History
The group was named for the French navigator Antoine Raymond Joseph de Bruni d'Entrecasteaux who, in his ship the Espérance, passed through the area in 1792 while searching for his missing compatriot, Jean-François de Galaup, comte de La Pérouse. Almost a century latter in 1874 Captain John Moresby of HMS Basilisk made a running survey of the west coast of the islands and became the first European to make landfall.
In 1891 the Methodist Church of Australia established a mission station on Dobu Island. There natives were recruited to work in gold mines and on copra plantations. Another mission was established in 1898 at Bwaidoga, Mud Bay, on the south coast of Goodenough Island.

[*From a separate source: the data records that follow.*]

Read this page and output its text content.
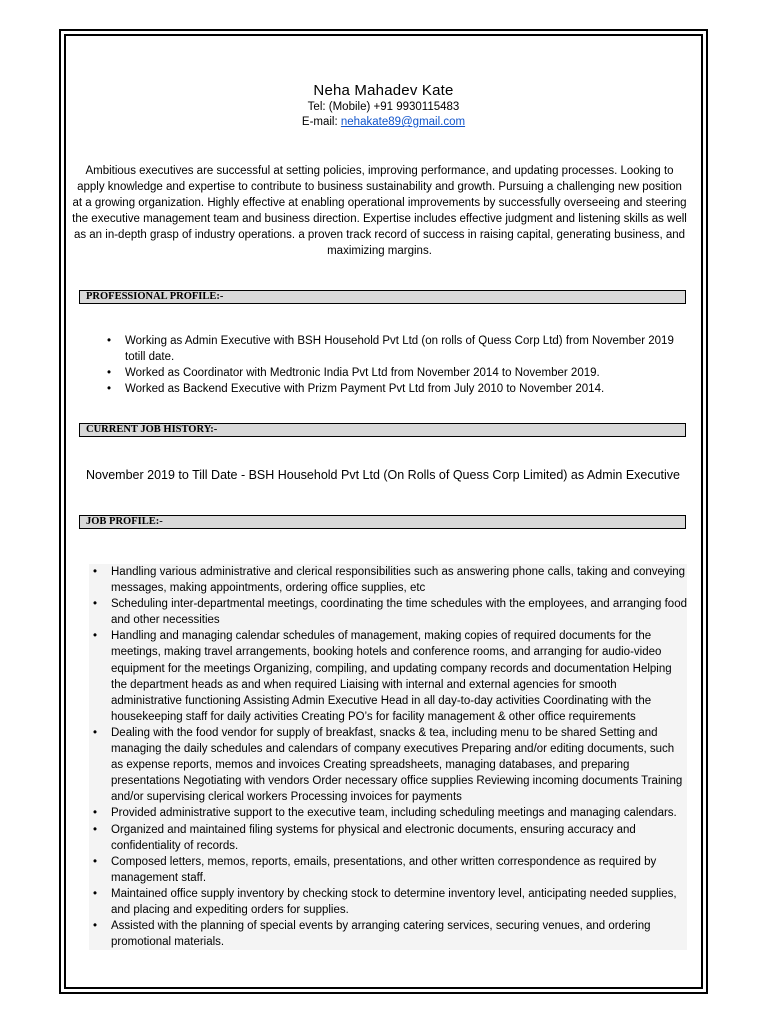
Neha Mahadev Kate
Tel: (Mobile) +91 9930115483
E-mail: nehakate89@gmail.com
Ambitious executives are successful at setting policies, improving performance, and updating processes. Looking to apply knowledge and expertise to contribute to business sustainability and growth. Pursuing a challenging new position at a growing organization. Highly effective at enabling operational improvements by successfully overseeing and steering the executive management team and business direction. Expertise includes effective judgment and listening skills as well as an in-depth grasp of industry operations. a proven track record of success in raising capital, generating business, and maximizing margins.
PROFESSIONAL PROFILE:-
• Working as Admin Executive with BSH Household Pvt Ltd (on rolls of Quess Corp Ltd) from November 2019 totill date.
• Worked as Coordinator with Medtronic India Pvt Ltd from November 2014 to November 2019.
• Worked as Backend Executive with Prizm Payment Pvt Ltd from July 2010 to November 2014.
CURRENT JOB HISTORY:-
November 2019 to Till Date - BSH Household Pvt Ltd (On Rolls of Quess Corp Limited) as Admin Executive
JOB PROFILE:-
• Handling various administrative and clerical responsibilities such as answering phone calls, taking and conveying messages, making appointments, ordering office supplies, etc
• Scheduling inter-departmental meetings, coordinating the time schedules with the employees, and arranging food and other necessities
• Handling and managing calendar schedules of management, making copies of required documents for the meetings, making travel arrangements, booking hotels and conference rooms, and arranging for audio-video equipment for the meetings Organizing, compiling, and updating company records and documentation Helping the department heads as and when required Liaising with internal and external agencies for smooth administrative functioning Assisting Admin Executive Head in all day-to-day activities Coordinating with the housekeeping staff for daily activities Creating PO’s for facility management & other office requirements
• Dealing with the food vendor for supply of breakfast, snacks & tea, including menu to be shared Setting and managing the daily schedules and calendars of company executives Preparing and/or editing documents, such as expense reports, memos and invoices Creating spreadsheets, managing databases, and preparing presentations Negotiating with vendors Order necessary office supplies Reviewing incoming documents Training and/or supervising clerical workers Processing invoices for payments
• Provided administrative support to the executive team, including scheduling meetings and managing calendars.
• Organized and maintained filing systems for physical and electronic documents, ensuring accuracy and confidentiality of records.
• Composed letters, memos, reports, emails, presentations, and other written correspondence as required by management staff.
• Maintained office supply inventory by checking stock to determine inventory level, anticipating needed supplies, and placing and expediting orders for supplies.
• Assisted with the planning of special events by arranging catering services, securing venues, and ordering promotional materials.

The island group became a focus of activity in World War II when Imperial Japanese troops were marooned on Goodenough Island briefly in 1942, before being attacked by the Australian 2/12th Battalion. In 1943 RAAF mobile works squadrons constructed an airfield with a 6,000 ft (1,829 m) airstrip and other facilities at Vivigani Airfield on the site of a smaller, pre-war airstrip that existed at that location. It was used by allied forces from June 1943 to August 1944 as a staging point for operations in New Guinea and nearby occupied islands. Vivigani airstrip has been open to commercial service since 1963. A US Navy PT-Boat base was established on Fergusson Island in June, 1942. Normanby Island may have been a secret British military base during the war.